Creativity is basically an instinctive drive for perfection, and it is in every living plant and animal. It is that constant need, conscious or unconscious, throughout the eons of time to change form, to adapt, or to change course and strive for improvement. It is called evolution. Evolution is a creative, God-given process, and creativity requires thought.
SOURCE (or God, or what or whoever you resonate with) created the process of evolution as the main physical law of the cosmos. SOURCE did not create energy and its many forces of light—SOURCE is Light. SOURCE did not create life—SOURCE is Life. He just extended his Energy and his Life into what was to become the heaven and the earth, and with the power of his thought, through the laws of evolution, he said, “Let there be…and there was…and let it bring forth…and it brought forth.”
Every living plant and creature has in it that mysterious instinct to survive and to recreate itself into perfection. What makes a certain plant, over the millennia, decide that it will start eating the bug that lands on it? What makes a cute little succulent decide that it is going to grow round, lay low and resemble a pebble in the sand? What makes an insect, over the course of time, change to look like a dry twig on a tree, or like a leaf fluttering in the breeze? For that matter, why does the dandelion in the lawn hug the ground so the lawnmower blades can’t reach it while the one in the flowerbed strives to reach the sky? Behind all of creation, and all that exists, there is thought.
Humans, and other animals, think through physical brains, and thinking is a vibration. When we think—and we think all of the time, day and night, because energy does not rest—our brains produce electrical impulses known as brain waves. These waves, in turn, produce cycles called alpha, beta, theta, and delta: from wide-awake, or outer consciousness, to a deep sleep.
While in the alpha state, we can become one with our inner self (spirit). Alpha is the state conducive to relaxation, peacefulness, gaining knowledge and wisdom, and especially for prayer and meditation. In other words, it promotes creative thought and that is the SOURCE in us.
Before I close on the subject of creativity, I would like to introduce an exercise that I learned many years ago. This exercise helped me realize just how powerful thought can be.
Choose a nice sunny day, but with a few fluffy white clouds in the sky.
Find a quiet, comfortable spot to sit or lie where you have a good view of the sky. Choose a cloud. It should be a large cloud that does not appear to be moving.
Now concentrate on that cloud. At that moment, it is your cloud; you become one with that cloud. Keep your eyes on it and concentrate!

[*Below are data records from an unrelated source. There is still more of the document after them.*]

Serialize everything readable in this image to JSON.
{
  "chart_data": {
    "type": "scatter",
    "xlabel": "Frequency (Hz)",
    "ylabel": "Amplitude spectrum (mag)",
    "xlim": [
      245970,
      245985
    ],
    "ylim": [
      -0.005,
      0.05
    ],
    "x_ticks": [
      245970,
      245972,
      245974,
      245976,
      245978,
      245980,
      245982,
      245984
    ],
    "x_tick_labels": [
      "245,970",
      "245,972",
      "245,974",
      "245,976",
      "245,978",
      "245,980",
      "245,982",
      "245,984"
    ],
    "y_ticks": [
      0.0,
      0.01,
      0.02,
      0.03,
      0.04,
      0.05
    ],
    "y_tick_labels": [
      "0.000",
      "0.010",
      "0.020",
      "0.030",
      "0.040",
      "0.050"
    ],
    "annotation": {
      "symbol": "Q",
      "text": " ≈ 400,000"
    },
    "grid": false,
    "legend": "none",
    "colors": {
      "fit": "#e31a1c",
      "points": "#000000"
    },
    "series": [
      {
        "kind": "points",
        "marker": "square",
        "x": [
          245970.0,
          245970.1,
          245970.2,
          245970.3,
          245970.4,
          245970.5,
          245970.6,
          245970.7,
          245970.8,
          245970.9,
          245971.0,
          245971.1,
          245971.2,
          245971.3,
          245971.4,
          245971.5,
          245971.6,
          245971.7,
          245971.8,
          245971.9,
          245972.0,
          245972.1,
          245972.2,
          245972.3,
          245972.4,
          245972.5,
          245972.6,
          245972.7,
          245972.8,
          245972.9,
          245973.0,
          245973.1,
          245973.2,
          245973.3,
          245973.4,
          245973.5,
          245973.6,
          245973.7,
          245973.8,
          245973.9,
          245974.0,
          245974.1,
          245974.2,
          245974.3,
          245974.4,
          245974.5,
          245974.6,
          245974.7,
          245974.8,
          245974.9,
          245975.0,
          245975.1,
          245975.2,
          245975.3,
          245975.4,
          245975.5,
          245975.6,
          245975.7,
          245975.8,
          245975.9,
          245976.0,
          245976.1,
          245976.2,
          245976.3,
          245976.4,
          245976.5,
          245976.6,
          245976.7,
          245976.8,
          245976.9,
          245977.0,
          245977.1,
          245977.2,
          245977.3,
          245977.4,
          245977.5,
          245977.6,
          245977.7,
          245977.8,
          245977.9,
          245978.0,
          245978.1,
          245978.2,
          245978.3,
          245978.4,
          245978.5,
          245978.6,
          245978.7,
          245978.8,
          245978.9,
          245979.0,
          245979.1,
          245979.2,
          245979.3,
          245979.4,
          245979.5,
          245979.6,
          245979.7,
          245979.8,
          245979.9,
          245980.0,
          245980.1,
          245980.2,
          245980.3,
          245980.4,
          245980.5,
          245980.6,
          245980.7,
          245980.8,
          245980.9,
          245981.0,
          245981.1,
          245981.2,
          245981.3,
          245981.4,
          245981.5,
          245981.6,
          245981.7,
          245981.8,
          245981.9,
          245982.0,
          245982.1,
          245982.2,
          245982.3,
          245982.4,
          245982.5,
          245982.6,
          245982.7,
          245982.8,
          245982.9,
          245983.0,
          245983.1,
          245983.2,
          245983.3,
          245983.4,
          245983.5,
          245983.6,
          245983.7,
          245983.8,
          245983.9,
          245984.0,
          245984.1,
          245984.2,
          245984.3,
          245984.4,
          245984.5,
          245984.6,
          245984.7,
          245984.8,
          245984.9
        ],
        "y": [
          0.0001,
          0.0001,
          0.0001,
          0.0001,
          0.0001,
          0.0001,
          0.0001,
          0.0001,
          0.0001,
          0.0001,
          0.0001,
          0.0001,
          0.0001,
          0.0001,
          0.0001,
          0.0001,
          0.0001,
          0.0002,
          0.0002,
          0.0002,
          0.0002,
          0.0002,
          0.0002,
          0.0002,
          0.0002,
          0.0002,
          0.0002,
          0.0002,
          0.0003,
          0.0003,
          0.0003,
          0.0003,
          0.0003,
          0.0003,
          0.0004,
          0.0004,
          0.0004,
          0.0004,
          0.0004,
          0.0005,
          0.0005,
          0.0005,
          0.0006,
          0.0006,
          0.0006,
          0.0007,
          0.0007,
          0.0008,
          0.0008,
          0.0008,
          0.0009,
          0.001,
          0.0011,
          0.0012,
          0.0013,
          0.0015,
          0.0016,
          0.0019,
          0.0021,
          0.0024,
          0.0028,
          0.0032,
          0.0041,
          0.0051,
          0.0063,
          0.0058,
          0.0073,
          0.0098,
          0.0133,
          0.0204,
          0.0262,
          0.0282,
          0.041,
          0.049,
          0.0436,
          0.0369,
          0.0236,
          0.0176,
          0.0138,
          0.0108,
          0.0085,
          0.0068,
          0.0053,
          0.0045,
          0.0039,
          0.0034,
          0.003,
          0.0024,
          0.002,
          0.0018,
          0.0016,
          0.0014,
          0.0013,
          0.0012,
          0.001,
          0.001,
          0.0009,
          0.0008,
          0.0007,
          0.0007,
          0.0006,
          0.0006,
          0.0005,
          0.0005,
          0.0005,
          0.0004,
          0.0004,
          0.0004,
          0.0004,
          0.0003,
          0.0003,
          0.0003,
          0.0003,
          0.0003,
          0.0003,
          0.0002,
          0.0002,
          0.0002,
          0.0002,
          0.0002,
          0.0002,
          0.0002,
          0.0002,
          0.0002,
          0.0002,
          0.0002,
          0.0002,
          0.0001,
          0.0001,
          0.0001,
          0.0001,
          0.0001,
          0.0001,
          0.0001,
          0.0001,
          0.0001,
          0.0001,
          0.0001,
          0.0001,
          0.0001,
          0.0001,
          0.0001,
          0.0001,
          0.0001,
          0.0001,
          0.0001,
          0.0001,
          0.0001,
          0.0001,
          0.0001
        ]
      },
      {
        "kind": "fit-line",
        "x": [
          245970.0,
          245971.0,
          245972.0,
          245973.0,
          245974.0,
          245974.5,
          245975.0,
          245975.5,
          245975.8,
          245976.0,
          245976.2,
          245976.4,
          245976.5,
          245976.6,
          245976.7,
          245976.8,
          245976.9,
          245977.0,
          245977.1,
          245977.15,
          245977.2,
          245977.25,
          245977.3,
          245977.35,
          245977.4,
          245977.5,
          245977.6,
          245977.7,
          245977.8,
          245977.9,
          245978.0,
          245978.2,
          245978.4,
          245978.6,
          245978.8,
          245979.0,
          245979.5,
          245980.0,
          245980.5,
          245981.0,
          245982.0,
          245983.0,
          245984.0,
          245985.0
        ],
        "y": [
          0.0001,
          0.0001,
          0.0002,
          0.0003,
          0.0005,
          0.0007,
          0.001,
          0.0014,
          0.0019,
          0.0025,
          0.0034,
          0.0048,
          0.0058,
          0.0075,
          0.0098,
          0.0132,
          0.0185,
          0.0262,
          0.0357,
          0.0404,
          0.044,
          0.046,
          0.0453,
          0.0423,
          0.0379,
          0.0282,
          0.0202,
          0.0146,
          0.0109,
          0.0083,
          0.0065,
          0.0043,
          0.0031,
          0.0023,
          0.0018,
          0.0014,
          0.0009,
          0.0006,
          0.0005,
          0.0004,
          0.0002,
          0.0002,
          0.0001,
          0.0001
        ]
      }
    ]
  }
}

Then with your eyes, slice it down the middle. Keep slicing – and stay calm.
As you slice with your eyes and your mind, the cloud will separate down the middle. It might take awhile on your first try, but eventually you will gain confidence. Then in a minute or two you can go around slicing clouds.
Try more! Pick another cloud and bore a hole in it – right through the middle. You can do it!
You can shape the cloud any way you wish. When you become really good at this exercise, choose a spot in the sky that has no clouds and in the clear blue emptiness envision a cloud. Keep your image strong and don’t let go of it. A cloud will begin to materialize. Then, picture in your mind that the cloud be gone. It will not move to the right or left; it will just evaporate.
What you are dealing with is only vapor and dust, but think of how far away it is in physical terms.
Thought has no boundaries. The mind knows no time or distance.